In Mode

Geschlitzte Wämser, geschmückte Federbaretts, dekorative Stiefelstulpen: Dies sind nur einige der modischen Raffinessen, die zur frühneuzeitlichen Garderobe dazugehörten. Je nach Stand und Geschlecht reichte die Kleidung von Leinen bis Samt, von einem schlichten Grau bis hin zum kostbar aus Schnecken gewonnenen Purpur, vom einfachen Alltagsgewand bis hin zum reich verzierten Schnabelschuh. Doch wie wurde ein geschlitztes Wams um 1600 überhaupt hergestellt? Wie pflegte man seinen filzenen Radmantel und bei welchen Anlässen gehörte eine üppige Halskrause zum verpflichtenden Dresscode? Im Germanischen Nationalmuseum kann man diesen Fragen ab sofort auf den Grund gehen und in einer Sonderausstellung die Vielseitigkeit der Mode des 16. und 17. Jahrhunderts als Teil der materiellen Kultur erfahren.

Als größtes kulturhistorisches Museum des deutschen Sprachraums verfügt das 1852 gegründete Nürnberger Museum über eine herausragende Sammlung frühneuzeitlicher Kleidung in Europa. Bisher wurde diese nur in einem Teilkatalog von Walter Fries aus dem Jahr 1926 publiziert. Die 1990 erschienene Publikation „Textiler Hausrat. Kleidung und Haustextilien in Nürnberg von 1500 bis 1650“ mit Beispielen aus dem Germanischen Nationalmuseum, von Jutta Zander-Seidel, Kuratorin der Ausstellung und Leiterin der Sammlungen Textilien und Schmuck, ist mittlerweile vergriffen. Dies veranlasste das Museum zu einem vierjährigen Forschungsprojekt, bei dem der Bestand nicht nur sorgfältig im hauseigenen Institut für Kunsttechnik und Konservierung restauriert, sondern auch wissenschaftlich neu bearbeitet wurde. In der Ausstellung zeigt das Museum nun Objekte dieser einzigartigen Sammlung erstmals öffentlich und stellt die wichtigsten Ergebnisse der Forschungsarbeiten vor.

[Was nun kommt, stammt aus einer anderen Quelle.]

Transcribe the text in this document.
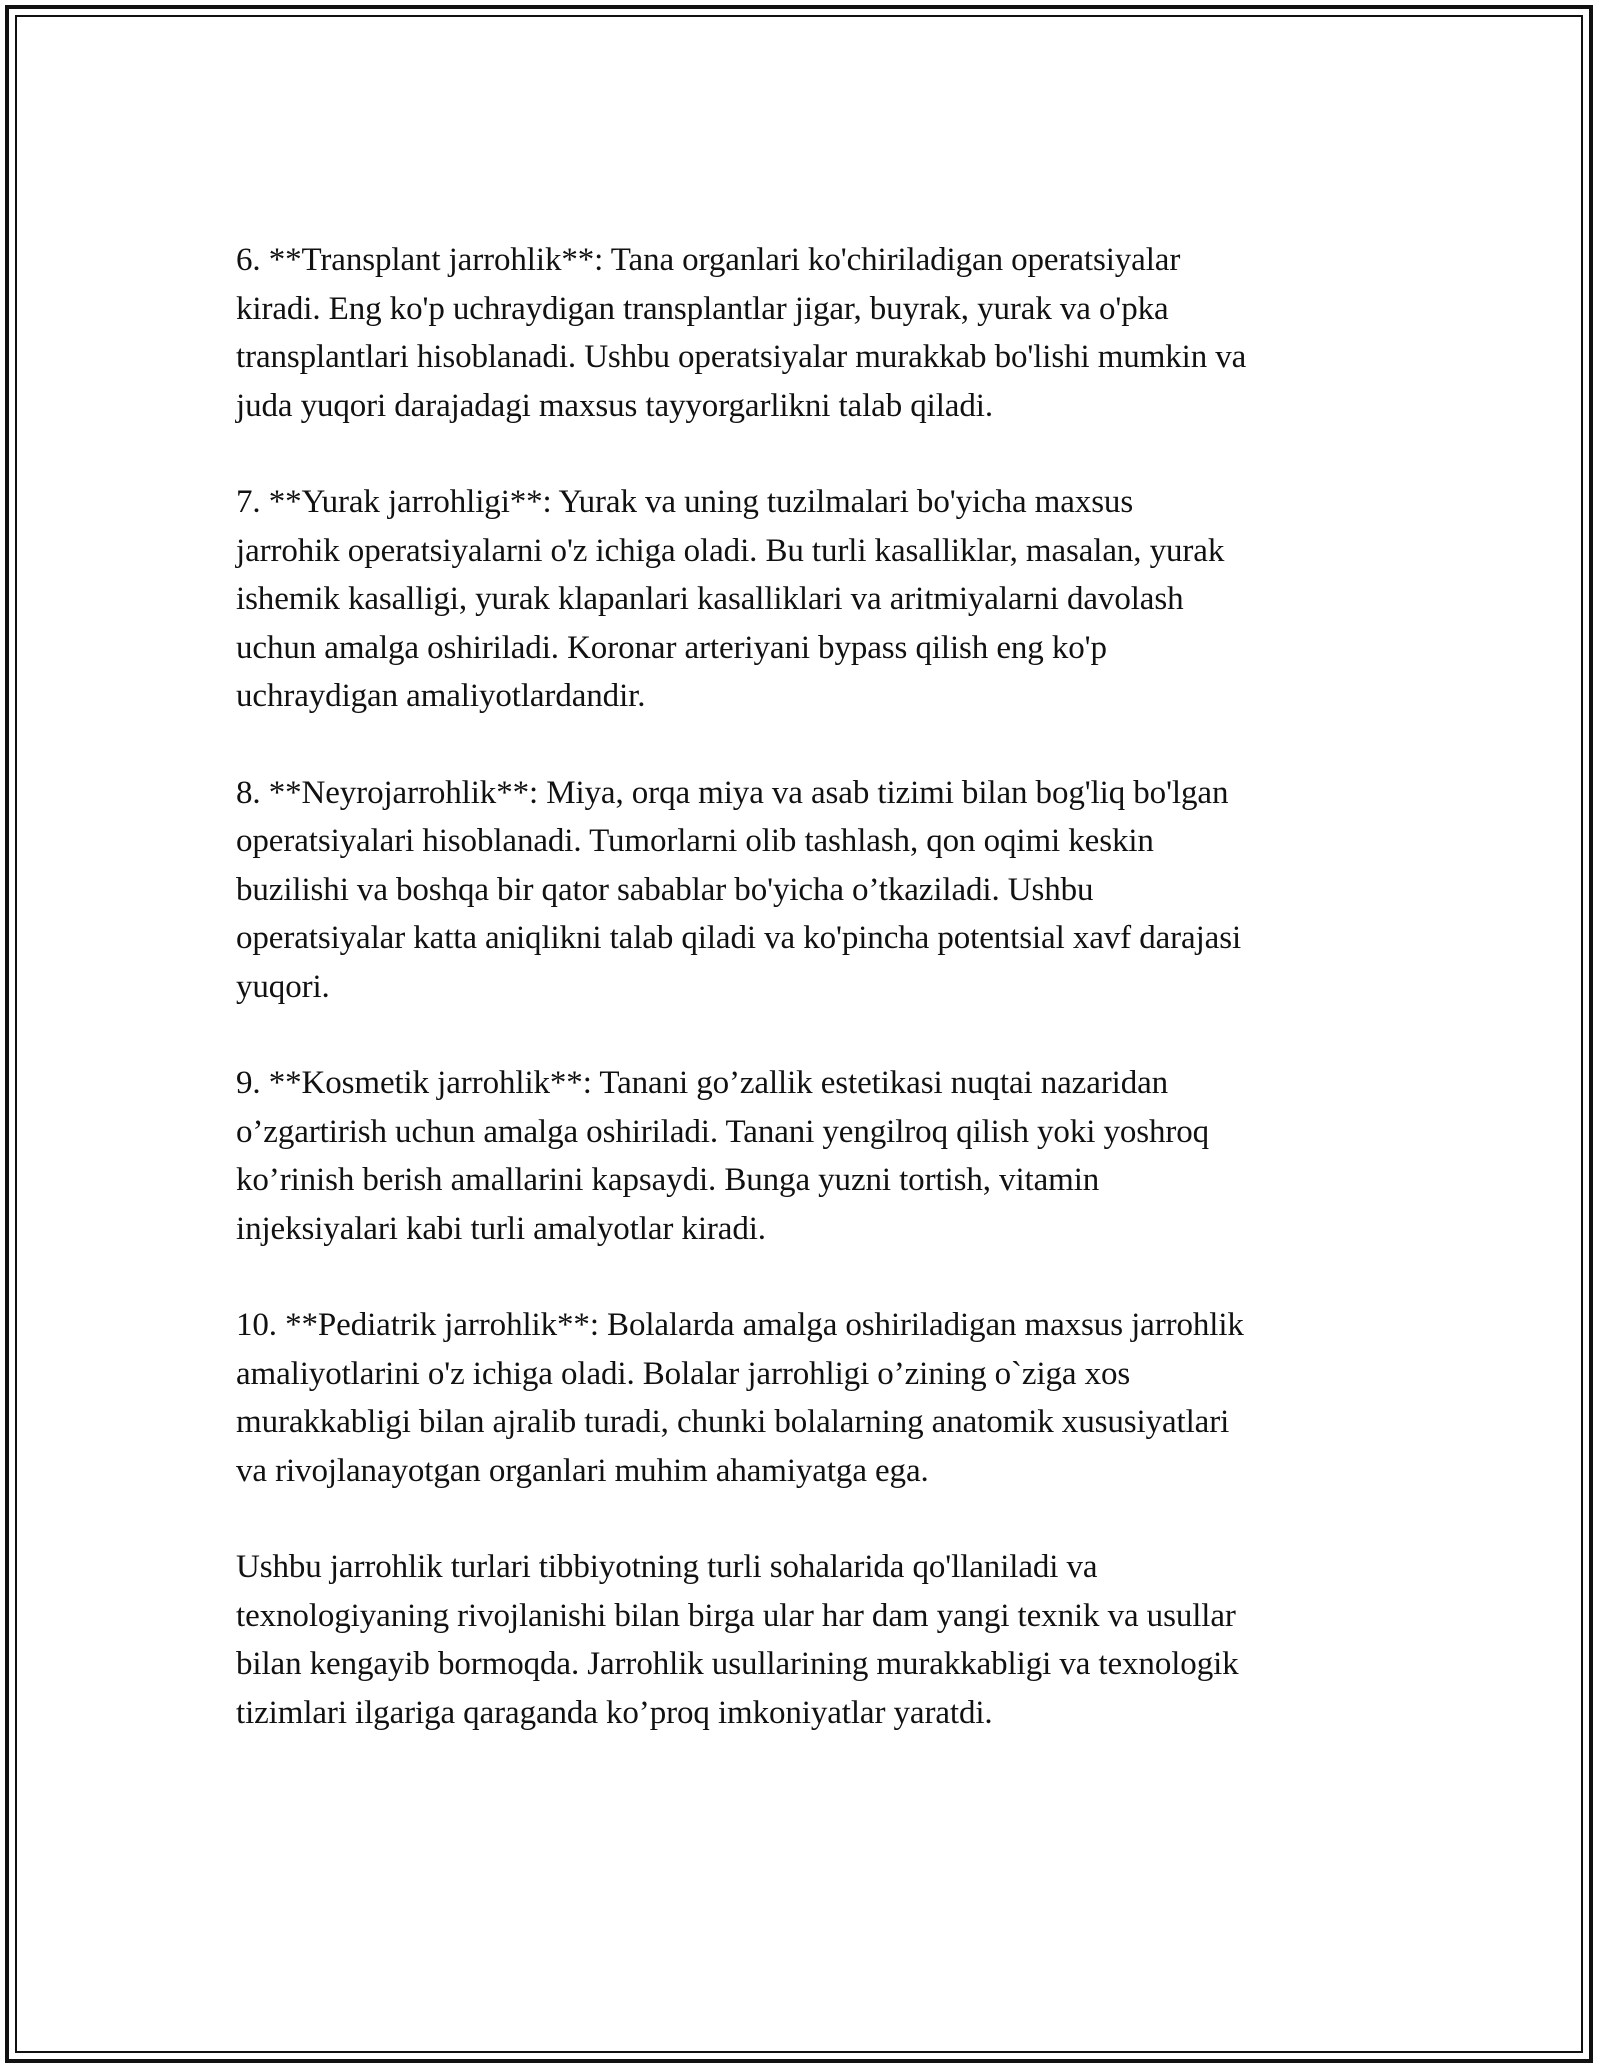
6. **Transplant jarrohlik**: Tana organlari ko'chiriladigan operatsiyalar
kiradi. Eng ko'p uchraydigan transplantlar jigar, buyrak, yurak va o'pka
transplantlari hisoblanadi. Ushbu operatsiyalar murakkab bo'lishi mumkin va
juda yuqori darajadagi maxsus tayyorgarlikni talab qiladi.

7. **Yurak jarrohligi**: Yurak va uning tuzilmalari bo'yicha maxsus
jarrohik operatsiyalarni o'z ichiga oladi. Bu turli kasalliklar, masalan, yurak
ishemik kasalligi, yurak klapanlari kasalliklari va aritmiyalarni davolash
uchun amalga oshiriladi. Koronar arteriyani bypass qilish eng ko'p
uchraydigan amaliyotlardandir.

8. **Neyrojarrohlik**: Miya, orqa miya va asab tizimi bilan bog'liq bo'lgan
operatsiyalari hisoblanadi. Tumorlarni olib tashlash, qon oqimi keskin
buzilishi va boshqa bir qator sabablar bo'yicha o’tkaziladi. Ushbu
operatsiyalar katta aniqlikni talab qiladi va ko'pincha potentsial xavf darajasi
yuqori.

9. **Kosmetik jarrohlik**: Tanani go’zallik estetikasi nuqtai nazaridan
o’zgartirish uchun amalga oshiriladi. Tanani yengilroq qilish yoki yoshroq
ko’rinish berish amallarini kapsaydi. Bunga yuzni tortish, vitamin
injeksiyalari kabi turli amalyotlar kiradi.

10. **Pediatrik jarrohlik**: Bolalarda amalga oshiriladigan maxsus jarrohlik
amaliyotlarini o'z ichiga oladi. Bolalar jarrohligi o’zining o`ziga xos
murakkabligi bilan ajralib turadi, chunki bolalarning anatomik xususiyatlari
va rivojlanayotgan organlari muhim ahamiyatga ega.

Ushbu jarrohlik turlari tibbiyotning turli sohalarida qo'llaniladi va
texnologiyaning rivojlanishi bilan birga ular har dam yangi texnik va usullar
bilan kengayib bormoqda. Jarrohlik usullarining murakkabligi va texnologik
tizimlari ilgariga qaraganda ko’proq imkoniyatlar yaratdi.
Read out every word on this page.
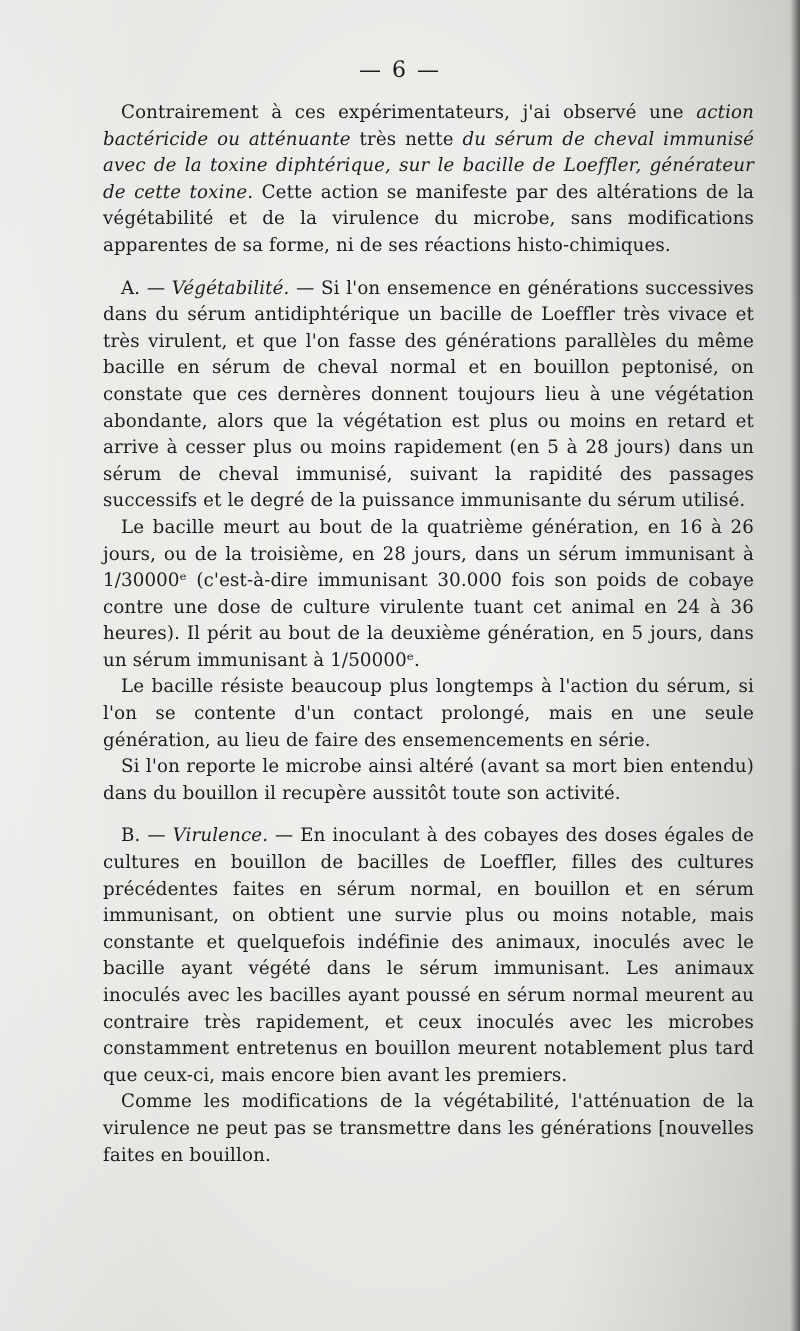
— 6 —

Contrairement à ces expérimentateurs, j'ai observé une action bactéricide ou atténuante très nette du sérum de cheval immunisé avec de la toxine diphtérique, sur le bacille de Loeffler, générateur de cette toxine. Cette action se manifeste par des altérations de la végétabilité et de la virulence du microbe, sans modifications apparentes de sa forme, ni de ses réactions histo-chimiques.

A. — Végétabilité. — Si l'on ensemence en générations successives dans du sérum antidiphtérique un bacille de Loeffler très vivace et très virulent, et que l'on fasse des générations parallèles du même bacille en sérum de cheval normal et en bouillon peptonisé, on constate que ces dernères donnent toujours lieu à une végétation abondante, alors que la végétation est plus ou moins en retard et arrive à cesser plus ou moins rapidement (en 5 à 28 jours) dans un sérum de cheval immunisé, suivant la rapidité des passages successifs et le degré de la puissance immunisante du sérum utilisé.

Le bacille meurt au bout de la quatrième génération, en 16 à 26 jours, ou de la troisième, en 28 jours, dans un sérum immunisant à 1/30000ᵉ (c'est-à-dire immunisant 30.000 fois son poids de cobaye contre une dose de culture virulente tuant cet animal en 24 à 36 heures). Il périt au bout de la deuxième génération, en 5 jours, dans un sérum immunisant à 1/50000ᵉ.

Le bacille résiste beaucoup plus longtemps à l'action du sérum, si l'on se contente d'un contact prolongé, mais en une seule génération, au lieu de faire des ensemencements en série.

Si l'on reporte le microbe ainsi altéré (avant sa mort bien entendu) dans du bouillon il recupère aussitôt toute son activité.

B. — Virulence. — En inoculant à des cobayes des doses égales de cultures en bouillon de bacilles de Loeffler, filles des cultures précédentes faites en sérum normal, en bouillon et en sérum immunisant, on obtient une survie plus ou moins notable, mais constante et quelquefois indéfinie des animaux, inoculés avec le bacille ayant végété dans le sérum immunisant. Les animaux inoculés avec les bacilles ayant poussé en sérum normal meurent au contraire très rapidement, et ceux inoculés avec les microbes constamment entretenus en bouillon meurent notablement plus tard que ceux-ci, mais encore bien avant les premiers.

Comme les modifications de la végétabilité, l'atténuation de la virulence ne peut pas se transmettre dans les générations [nouvelles faites en bouillon.
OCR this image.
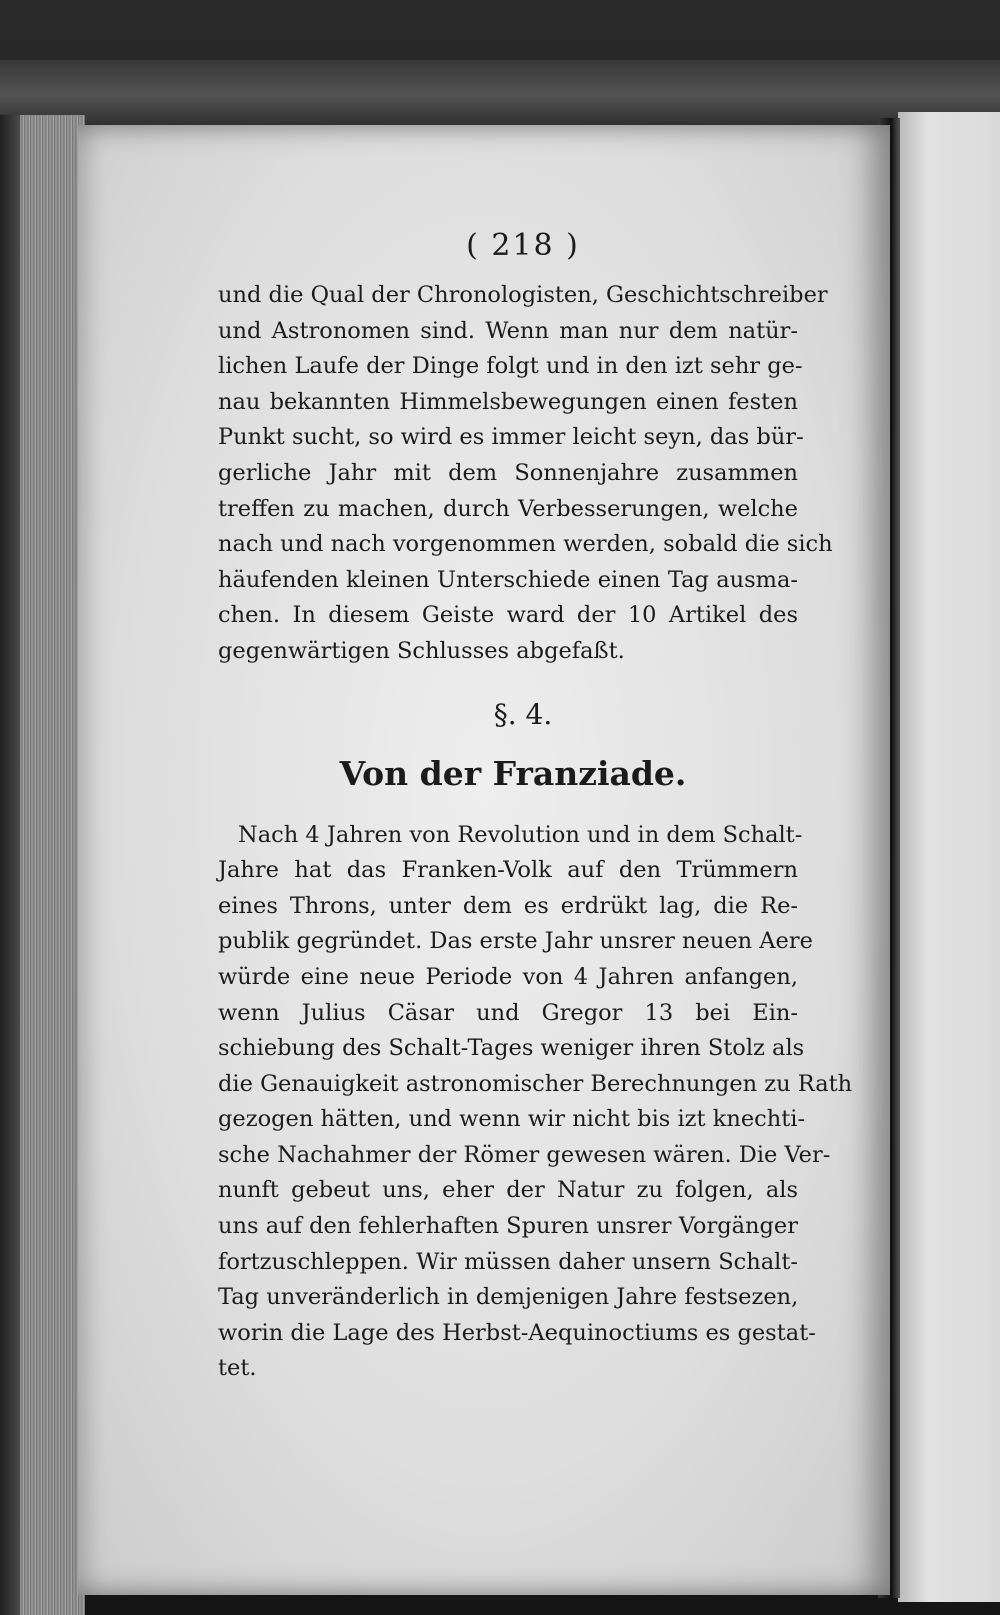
( 218 )

und die Qual der Chronologisten, Geschichtschreiber
und Astronomen sind. Wenn man nur dem natür-
lichen Laufe der Dinge folgt und in den izt sehr ge-
nau bekannten Himmelsbewegungen einen festen
Punkt sucht, so wird es immer leicht seyn, das bür-
gerliche Jahr mit dem Sonnenjahre zusammen
treffen zu machen, durch Verbesserungen, welche
nach und nach vorgenommen werden, sobald die sich
häufenden kleinen Unterschiede einen Tag ausma-
chen. In diesem Geiste ward der 10 Artikel des
gegenwärtigen Schlusses abgefaßt.

§. 4.
Von der Franziade.

Nach 4 Jahren von Revolution und in dem Schalt-
Jahre hat das Franken-Volk auf den Trümmern
eines Throns, unter dem es erdrükt lag, die Re-
publik gegründet. Das erste Jahr unsrer neuen Aere
würde eine neue Periode von 4 Jahren anfangen,
wenn Julius Cäsar und Gregor 13 bei Ein-
schiebung des Schalt-Tages weniger ihren Stolz als
die Genauigkeit astronomischer Berechnungen zu Rath
gezogen hätten, und wenn wir nicht bis izt knechti-
sche Nachahmer der Römer gewesen wären. Die Ver-
nunft gebeut uns, eher der Natur zu folgen, als
uns auf den fehlerhaften Spuren unsrer Vorgänger
fortzuschleppen. Wir müssen daher unsern Schalt-
Tag unveränderlich in demjenigen Jahre festsezen,
worin die Lage des Herbst-Aequinoctiums es gestat-
tet.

Neben der Präsentation von rund 50 Originalkostümen aus den Jahren 1560 bis 1650 ergänzen rare Objekte und Funde zur Herstellung und Pflege von Kleidung die von der Kulturstiftung der Länder geförderte Schau. Archäologische Handwerksutensilien wie Nadeln, Scheren und Fingerhüte vermitteln einen Eindruck von der täglichen Arbeit des Schneiders, während Kleiderbürsten oder Wäschetafeln von der frühneuzeitlichen Reinigungspraxis erzählen. Mit der Zusammenführung der erhaltenen Zeugnisse mit zeitgenössischen Porträts – darunter bedeutende Leihgaben aus New York, Wien und Stockholm – thematisiert die Ausstellung darüber hinaus die Lesbarkeit von Kleidung im Bild und greift die derzeit verstärkt aufkommende kunsthistorische Methodendiskussion der Kleiderkunde auf. Während die seltenen textilen Originale Nahsichten auf Formen, Materialien und Macharten zulassen, vermitteln die Bildnisse Wirkung und ursprüngliche Trageweise. Anhand von modekritischen Flugblättern und Trachtenbüchern wird allerdings schnell deutlich, dass die Kunstwerke nicht als Abbild der Realität zu begreifen sind, sondern vielmehr der Inszenierung des Auftraggebers von Persönlichkeit und Status dienten. Die zur Ausstellung erscheinende Begleitpublikation erfasst den kostbaren Bestand frühneuzeitlicher Kleidung des Germanischen Nationalmuseums und stellt die Ergebnisse des Forschungsprojektes dauerhaft zur Verfügung.